Dr. Rotem Regev of the Vancouver Couple & Family Institute explains the benefits of making gratitude a part of your daily routine
Almost everywhere we look these days, we’re reminded that gratitude is the best attitude. According to Dr. Rotem Regev, registered psychologist at the Vancouver Couple & Family Institute, practicing gratitude can literally change the way we think.
“Numerous studies show a connection between gratitude and self-reported well-being,” Dr.

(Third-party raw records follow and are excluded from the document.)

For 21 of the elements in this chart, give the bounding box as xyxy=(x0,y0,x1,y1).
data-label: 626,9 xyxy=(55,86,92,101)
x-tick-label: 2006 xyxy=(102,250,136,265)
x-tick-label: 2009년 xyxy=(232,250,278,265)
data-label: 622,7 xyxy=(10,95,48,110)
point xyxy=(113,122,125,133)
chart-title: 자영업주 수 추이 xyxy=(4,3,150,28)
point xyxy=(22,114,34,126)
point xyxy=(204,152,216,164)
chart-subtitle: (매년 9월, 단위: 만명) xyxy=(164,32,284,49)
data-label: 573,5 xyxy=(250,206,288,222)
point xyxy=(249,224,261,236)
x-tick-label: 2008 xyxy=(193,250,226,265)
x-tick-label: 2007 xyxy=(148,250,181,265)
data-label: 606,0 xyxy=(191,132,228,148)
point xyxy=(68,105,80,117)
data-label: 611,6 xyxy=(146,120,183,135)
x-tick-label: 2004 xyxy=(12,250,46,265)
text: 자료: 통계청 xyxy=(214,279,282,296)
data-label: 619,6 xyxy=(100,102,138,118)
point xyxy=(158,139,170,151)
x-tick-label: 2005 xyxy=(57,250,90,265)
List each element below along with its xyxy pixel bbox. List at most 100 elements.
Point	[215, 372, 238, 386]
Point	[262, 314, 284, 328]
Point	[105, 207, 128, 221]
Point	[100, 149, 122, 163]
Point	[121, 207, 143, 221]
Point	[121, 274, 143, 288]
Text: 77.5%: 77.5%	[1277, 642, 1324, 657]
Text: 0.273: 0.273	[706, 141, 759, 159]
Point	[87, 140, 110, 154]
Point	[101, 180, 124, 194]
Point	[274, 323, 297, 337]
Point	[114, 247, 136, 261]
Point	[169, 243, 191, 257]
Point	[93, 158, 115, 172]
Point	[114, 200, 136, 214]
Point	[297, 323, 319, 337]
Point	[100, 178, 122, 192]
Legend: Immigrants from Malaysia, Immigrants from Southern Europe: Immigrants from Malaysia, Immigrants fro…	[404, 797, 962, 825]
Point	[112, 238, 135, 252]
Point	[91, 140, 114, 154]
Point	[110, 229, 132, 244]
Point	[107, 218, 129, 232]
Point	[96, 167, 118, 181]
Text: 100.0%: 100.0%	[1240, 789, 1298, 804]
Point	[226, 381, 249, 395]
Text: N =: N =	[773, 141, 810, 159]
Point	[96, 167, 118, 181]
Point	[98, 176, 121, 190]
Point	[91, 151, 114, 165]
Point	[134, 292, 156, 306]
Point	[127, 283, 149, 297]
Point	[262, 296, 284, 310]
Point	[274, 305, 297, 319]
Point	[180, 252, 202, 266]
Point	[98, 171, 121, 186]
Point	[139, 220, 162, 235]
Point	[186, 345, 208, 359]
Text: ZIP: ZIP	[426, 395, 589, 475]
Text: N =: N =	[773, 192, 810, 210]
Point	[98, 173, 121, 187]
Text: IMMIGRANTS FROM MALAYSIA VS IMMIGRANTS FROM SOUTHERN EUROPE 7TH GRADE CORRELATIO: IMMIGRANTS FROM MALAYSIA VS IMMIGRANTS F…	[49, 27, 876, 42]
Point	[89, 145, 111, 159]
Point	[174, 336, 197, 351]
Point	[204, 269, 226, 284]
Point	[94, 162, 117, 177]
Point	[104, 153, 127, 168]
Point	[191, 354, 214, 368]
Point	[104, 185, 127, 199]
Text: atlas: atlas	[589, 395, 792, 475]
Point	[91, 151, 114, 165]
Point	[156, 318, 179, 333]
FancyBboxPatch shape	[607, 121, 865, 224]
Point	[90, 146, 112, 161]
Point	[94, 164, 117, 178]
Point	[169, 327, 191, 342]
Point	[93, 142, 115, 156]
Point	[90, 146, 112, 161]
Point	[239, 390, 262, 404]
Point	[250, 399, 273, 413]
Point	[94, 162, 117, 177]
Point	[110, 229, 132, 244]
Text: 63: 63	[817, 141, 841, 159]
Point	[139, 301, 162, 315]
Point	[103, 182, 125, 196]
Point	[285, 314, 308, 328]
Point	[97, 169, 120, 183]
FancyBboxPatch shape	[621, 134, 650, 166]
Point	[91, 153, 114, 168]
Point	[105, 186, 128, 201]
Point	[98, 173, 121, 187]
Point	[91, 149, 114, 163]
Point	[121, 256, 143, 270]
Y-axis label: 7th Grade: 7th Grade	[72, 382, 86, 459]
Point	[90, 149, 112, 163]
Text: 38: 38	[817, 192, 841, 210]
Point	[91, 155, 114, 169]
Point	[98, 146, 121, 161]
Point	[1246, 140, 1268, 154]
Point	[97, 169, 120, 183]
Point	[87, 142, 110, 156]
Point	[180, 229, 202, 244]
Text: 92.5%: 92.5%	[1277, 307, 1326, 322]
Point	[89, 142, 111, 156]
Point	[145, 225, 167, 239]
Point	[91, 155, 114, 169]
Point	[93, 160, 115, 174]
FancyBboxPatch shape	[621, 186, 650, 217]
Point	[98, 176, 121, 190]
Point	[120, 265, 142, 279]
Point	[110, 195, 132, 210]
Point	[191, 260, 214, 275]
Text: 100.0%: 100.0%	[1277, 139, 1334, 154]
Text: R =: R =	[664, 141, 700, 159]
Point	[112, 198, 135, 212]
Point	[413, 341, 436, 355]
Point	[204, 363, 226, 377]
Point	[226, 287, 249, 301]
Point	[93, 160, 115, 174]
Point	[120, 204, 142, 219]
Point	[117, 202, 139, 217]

Regev tells Wellness Matters. “Gratitude is even thought to improve self-esteem, body image and the quality of relationships,” she adds. “Since gratitude allows us to slow down and check in with ourselves, it can also be helpful for managing difficult feelings.”

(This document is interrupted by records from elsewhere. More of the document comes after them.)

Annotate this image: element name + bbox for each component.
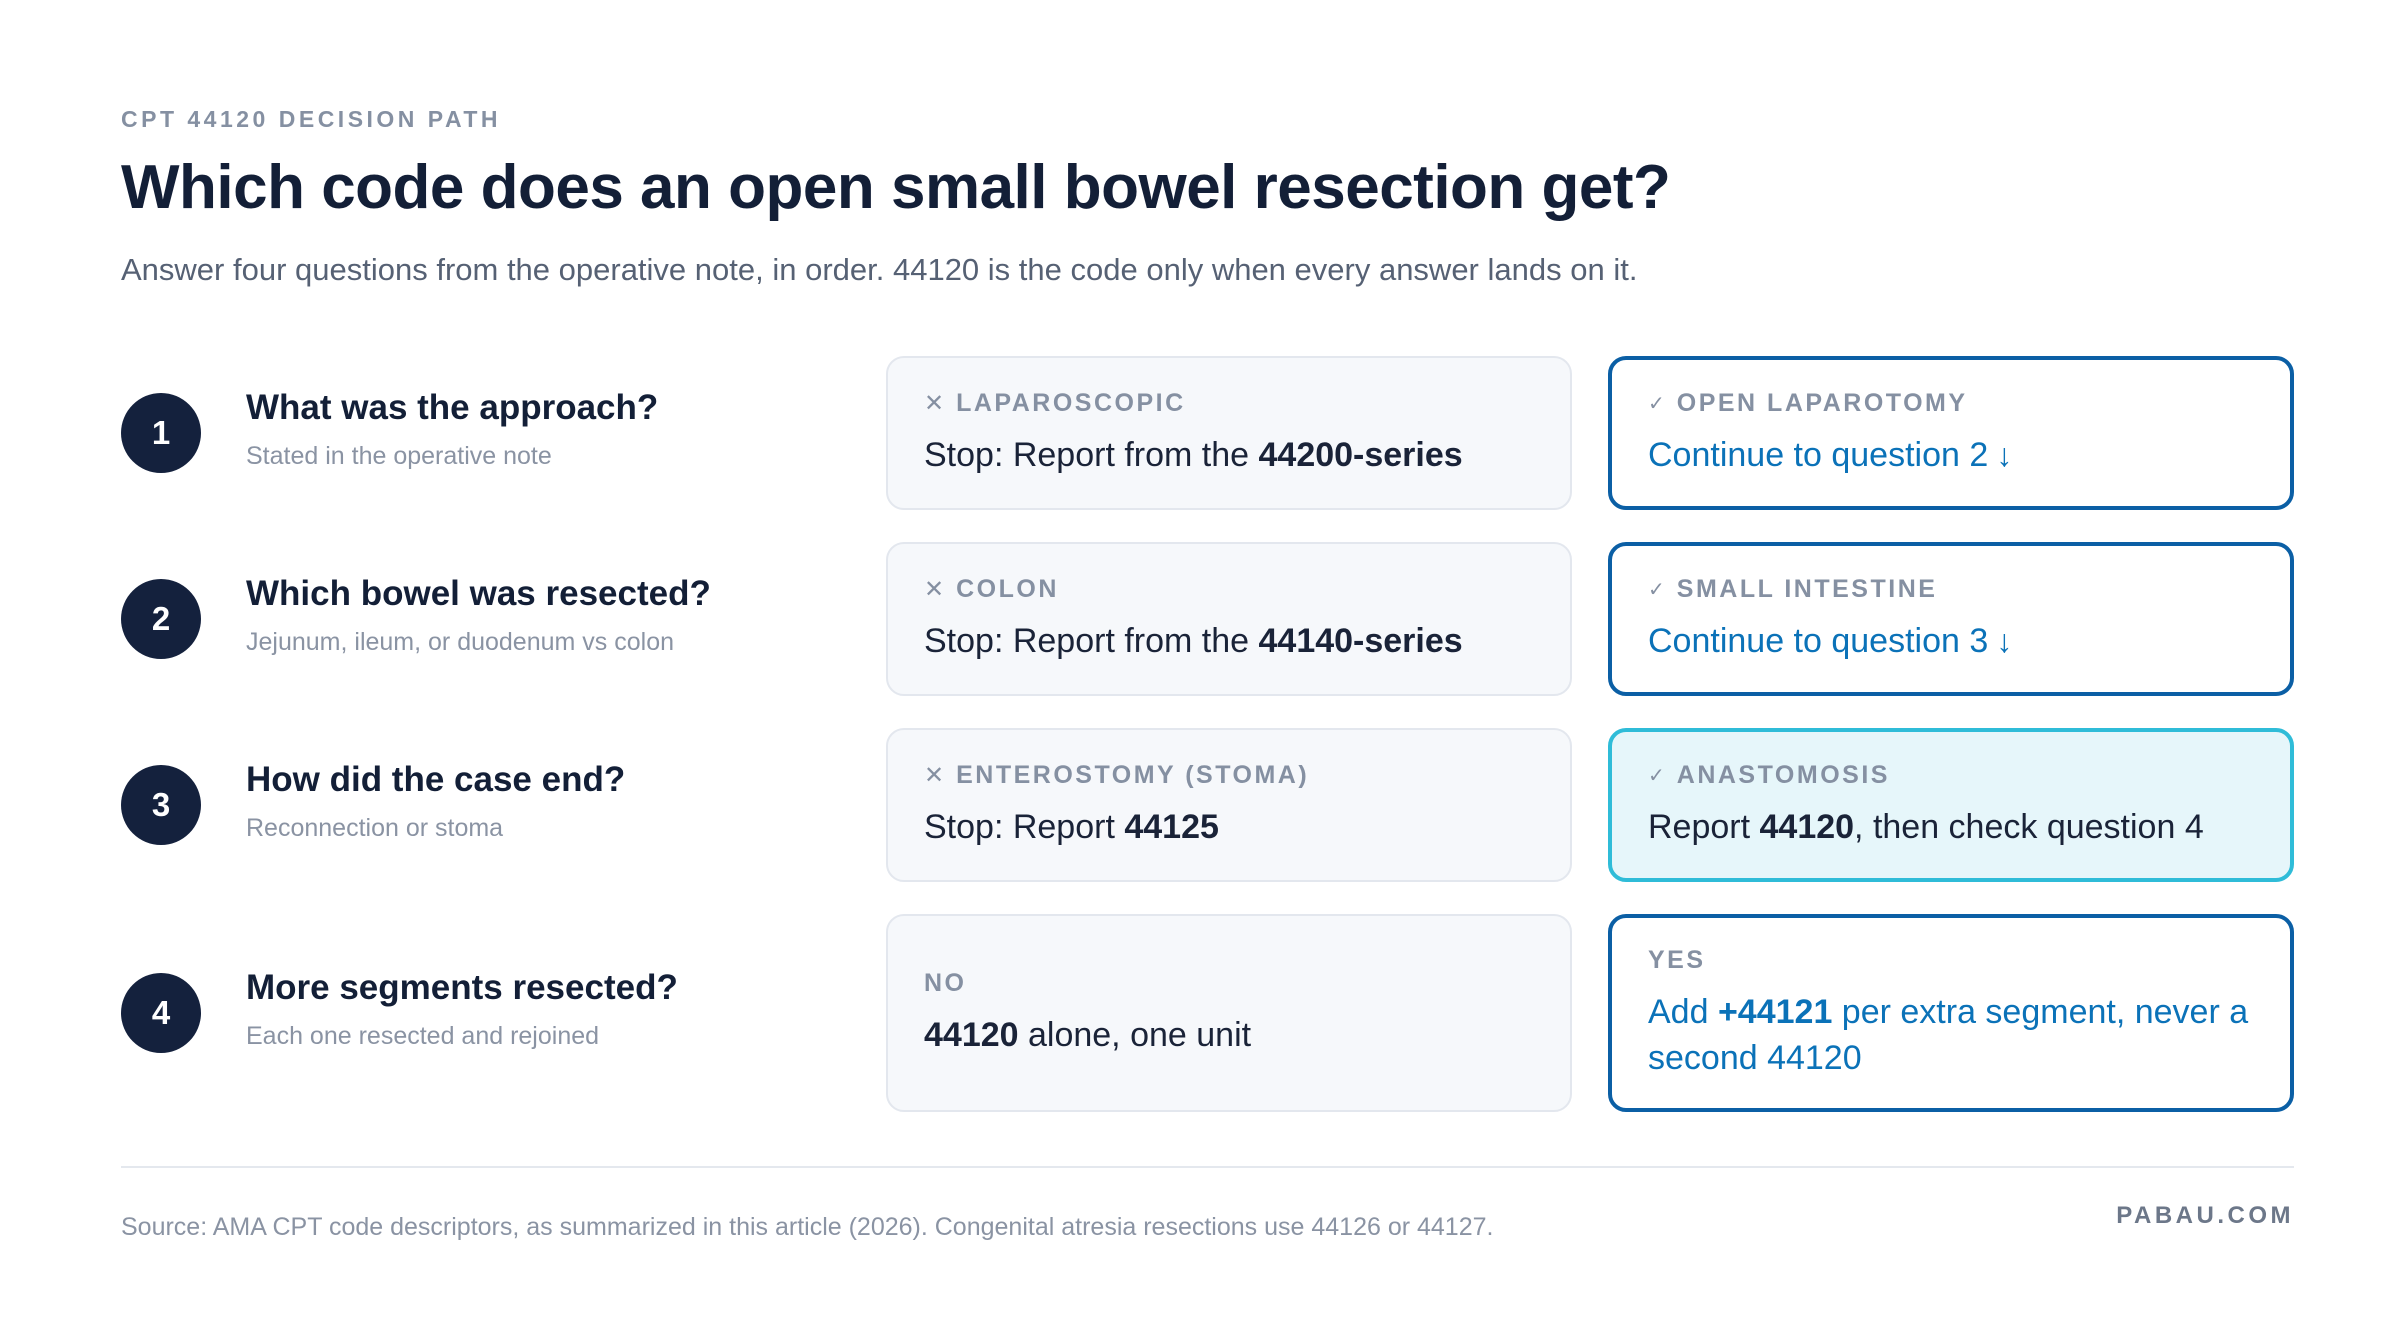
question-row-4: 4 More segments resected? Each one resec…: [0, 914, 2400, 1112]
no-card-tag: NO: [924, 969, 1534, 998]
question-subtitle: Jejunum, ileum, or duodenum vs colon: [246, 628, 675, 656]
question-text: Which bowel was resected? Jejunum, ileum…: [246, 574, 711, 657]
step-number-badge: 2: [121, 579, 201, 659]
check-icon: ✓: [1648, 578, 1665, 601]
continue-card[interactable]: ✓ OPEN LAPAROTOMY Continue to question 2…: [1608, 356, 2294, 510]
stop-card-label: ENTEROSTOMY (STOMA): [956, 760, 1310, 789]
yes-card[interactable]: YES Add +44121 per extra segment, never …: [1608, 914, 2294, 1112]
cross-icon: ✕: [924, 761, 945, 789]
question-subtitle: Stated in the operative note: [246, 442, 552, 470]
question-title: More segments resected?: [246, 968, 678, 1007]
result-card-highlighted[interactable]: ✓ ANASTOMOSIS Report 44120, then check q…: [1608, 728, 2294, 882]
page-subtitle: Answer four questions from the operative…: [121, 252, 1638, 287]
stop-card: ✕ ENTEROSTOMY (STOMA) Stop: Report 44125: [886, 728, 1572, 882]
result-text-lead: Report: [1648, 807, 1760, 846]
no-card-code: 44120: [924, 1015, 1019, 1054]
step-number-badge: 3: [121, 765, 201, 845]
stop-card-text: Stop: Report 44125: [924, 804, 1534, 850]
continue-card-tag: ✓ OPEN LAPAROTOMY: [1648, 389, 2254, 418]
stop-card-text-lead: Stop: Report from the: [924, 621, 1259, 660]
stop-card-text-lead: Stop: Report: [924, 807, 1125, 846]
stop-card: ✕ LAPAROSCOPIC Stop: Report from the 442…: [886, 356, 1572, 510]
question-subtitle: Reconnection or stoma: [246, 814, 504, 842]
question-text: How did the case end? Reconnection or st…: [246, 760, 625, 843]
result-card-text: Report 44120, then check question 4: [1648, 804, 2254, 850]
yes-text-lead: Add: [1648, 992, 1718, 1031]
source-note: Source: AMA CPT code descriptors, as sum…: [121, 1213, 1494, 1241]
no-card-text-tail: alone, one unit: [1018, 1015, 1252, 1054]
question-title: What was the approach?: [246, 388, 659, 427]
question-row-1: 1 What was the approach? Stated in the o…: [0, 356, 2400, 510]
arrow-down-icon: ↓: [1996, 622, 2013, 659]
stop-card-code: 44125: [1124, 807, 1219, 846]
stop-card-tag: ✕ COLON: [924, 575, 1534, 604]
arrow-down-icon: ↓: [1996, 436, 2013, 473]
continue-link-text: Continue to question 2: [1648, 435, 1989, 474]
stop-card-code: 44200-series: [1258, 435, 1463, 474]
continue-card-tag: ✓ SMALL INTESTINE: [1648, 575, 2254, 604]
yes-card-label: YES: [1648, 945, 1706, 974]
continue-card[interactable]: ✓ SMALL INTESTINE Continue to question 3…: [1608, 542, 2294, 696]
cross-icon: ✕: [924, 389, 945, 417]
continue-link-text: Continue to question 3: [1648, 621, 1989, 660]
stop-card-label: LAPAROSCOPIC: [956, 388, 1186, 417]
question-row-3: 3 How did the case end? Reconnection or …: [0, 728, 2400, 882]
no-card-text: 44120 alone, one unit: [924, 1012, 1534, 1058]
page-title: Which code does an open small bowel rese…: [121, 153, 1671, 222]
stop-card-text: Stop: Report from the 44140-series: [924, 618, 1534, 664]
continue-link[interactable]: Continue to question 2 ↓: [1648, 432, 2254, 478]
stop-card-text-lead: Stop: Report from the: [924, 435, 1259, 474]
step-number-badge: 4: [121, 973, 201, 1053]
addon-code: +44121: [1717, 992, 1833, 1031]
result-text-tail: , then check question 4: [1854, 807, 2204, 846]
stop-card-code: 44140-series: [1258, 621, 1463, 660]
question-row-2: 2 Which bowel was resected? Jejunum, ile…: [0, 542, 2400, 696]
no-card-label: NO: [924, 968, 967, 997]
continue-link[interactable]: Continue to question 3 ↓: [1648, 618, 2254, 664]
check-icon: ✓: [1648, 764, 1665, 787]
eyebrow: CPT 44120 DECISION PATH: [121, 106, 502, 132]
stop-card-tag: ✕ LAPAROSCOPIC: [924, 389, 1534, 418]
stop-card: ✕ COLON Stop: Report from the 44140-seri…: [886, 542, 1572, 696]
result-code: 44120: [1759, 807, 1855, 846]
question-title: Which bowel was resected?: [246, 574, 711, 613]
cross-icon: ✕: [924, 575, 945, 603]
footer-divider: [121, 1166, 2294, 1168]
no-card: NO 44120 alone, one unit: [886, 914, 1572, 1112]
yes-card-tag: YES: [1648, 946, 2254, 975]
result-card-label: ANASTOMOSIS: [1676, 760, 1890, 789]
step-number-badge: 1: [121, 393, 201, 473]
question-text: More segments resected? Each one resecte…: [246, 968, 678, 1051]
question-text: What was the approach? Stated in the ope…: [246, 388, 658, 471]
check-icon: ✓: [1648, 392, 1665, 415]
stop-card-tag: ✕ ENTEROSTOMY (STOMA): [924, 761, 1534, 790]
stop-card-text: Stop: Report from the 44200-series: [924, 432, 1534, 478]
yes-text-tail: per extra segment, never a second 44120: [1648, 992, 2249, 1077]
stop-card-label: COLON: [956, 574, 1059, 603]
brand-link[interactable]: PABAU.COM: [2116, 1202, 2294, 1229]
question-subtitle: Each one resected and rejoined: [246, 1022, 600, 1050]
result-card-tag: ✓ ANASTOMOSIS: [1648, 761, 2254, 790]
continue-card-label: SMALL INTESTINE: [1676, 574, 1938, 603]
question-title: How did the case end?: [246, 760, 626, 799]
continue-card-label: OPEN LAPAROTOMY: [1676, 388, 1968, 417]
yes-card-text: Add +44121 per extra segment, never a se…: [1648, 989, 2254, 1081]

So, what’s the secret to creating a daily gratitude practice with staying power?
“Try pairing your gratitude practice with something you do every day, like brushing your teeth or drinking your morning coffee,” Dr. Regev suggests. “You could place a keepsake next to your toothbrush or coffee mug for a visual reminder,” she adds.
“Just like everything in life, gratitude is cultivated over time,” Dr. Regev tells Wellness Matters. “It’s okay if you don’t feel grateful in the moment. You set the intention, and that’s what matters.” With time and practice, however, gratitude becomes habitual, and that’s where the real shifts happen.

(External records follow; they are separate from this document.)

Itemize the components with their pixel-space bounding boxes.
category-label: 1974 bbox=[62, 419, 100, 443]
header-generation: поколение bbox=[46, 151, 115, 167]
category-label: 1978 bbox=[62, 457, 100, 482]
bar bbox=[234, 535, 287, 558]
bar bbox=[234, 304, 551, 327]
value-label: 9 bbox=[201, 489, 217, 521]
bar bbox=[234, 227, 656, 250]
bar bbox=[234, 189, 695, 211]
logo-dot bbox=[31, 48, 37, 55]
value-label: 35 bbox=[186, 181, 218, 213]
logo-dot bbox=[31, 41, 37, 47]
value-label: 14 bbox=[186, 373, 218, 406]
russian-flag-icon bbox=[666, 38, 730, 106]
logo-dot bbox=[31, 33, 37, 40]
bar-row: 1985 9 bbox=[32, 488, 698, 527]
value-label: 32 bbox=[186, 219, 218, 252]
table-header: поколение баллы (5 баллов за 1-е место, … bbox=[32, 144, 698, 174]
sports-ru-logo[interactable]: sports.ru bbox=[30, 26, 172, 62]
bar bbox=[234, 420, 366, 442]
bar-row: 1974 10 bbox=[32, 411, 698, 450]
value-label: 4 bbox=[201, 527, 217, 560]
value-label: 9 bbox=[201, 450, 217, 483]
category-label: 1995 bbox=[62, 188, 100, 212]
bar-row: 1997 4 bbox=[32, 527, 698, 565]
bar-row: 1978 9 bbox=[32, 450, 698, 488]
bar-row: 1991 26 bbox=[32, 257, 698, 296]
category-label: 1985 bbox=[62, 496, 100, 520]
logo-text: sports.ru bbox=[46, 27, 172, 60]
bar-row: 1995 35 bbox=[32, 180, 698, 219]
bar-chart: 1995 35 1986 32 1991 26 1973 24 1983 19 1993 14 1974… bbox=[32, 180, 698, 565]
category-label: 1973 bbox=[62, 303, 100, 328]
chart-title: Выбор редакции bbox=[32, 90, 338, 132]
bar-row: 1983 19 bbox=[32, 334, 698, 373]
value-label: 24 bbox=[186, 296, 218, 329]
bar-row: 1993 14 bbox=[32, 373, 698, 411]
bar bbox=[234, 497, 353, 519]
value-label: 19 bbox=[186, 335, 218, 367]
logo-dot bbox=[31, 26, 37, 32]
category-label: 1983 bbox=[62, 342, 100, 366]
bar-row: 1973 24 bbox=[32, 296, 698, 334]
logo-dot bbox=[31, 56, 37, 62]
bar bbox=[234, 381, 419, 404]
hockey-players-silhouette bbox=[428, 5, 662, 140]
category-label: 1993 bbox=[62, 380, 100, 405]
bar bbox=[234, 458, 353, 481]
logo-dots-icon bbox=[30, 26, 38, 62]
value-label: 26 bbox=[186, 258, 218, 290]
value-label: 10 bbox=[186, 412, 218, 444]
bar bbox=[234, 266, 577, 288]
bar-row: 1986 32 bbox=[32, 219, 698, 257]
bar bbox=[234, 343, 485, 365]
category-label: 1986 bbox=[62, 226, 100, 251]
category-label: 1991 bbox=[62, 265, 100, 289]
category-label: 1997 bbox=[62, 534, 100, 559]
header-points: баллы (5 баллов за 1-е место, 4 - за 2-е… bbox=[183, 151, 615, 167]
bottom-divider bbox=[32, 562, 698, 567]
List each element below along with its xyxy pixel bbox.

Share your gratitude with others
To deepen personal relationships and expand feelings of gratitude beyond yourself, Dr. Regev suggests sharing words of appreciation with a friend or loved one. “Keeping a gratitude journal is a great start, but what if we shared our gratitude with others?” Dr. Regev asks. “When we tell someone just how much we appreciate them, we feel grateful, and they feel touched and appreciated.”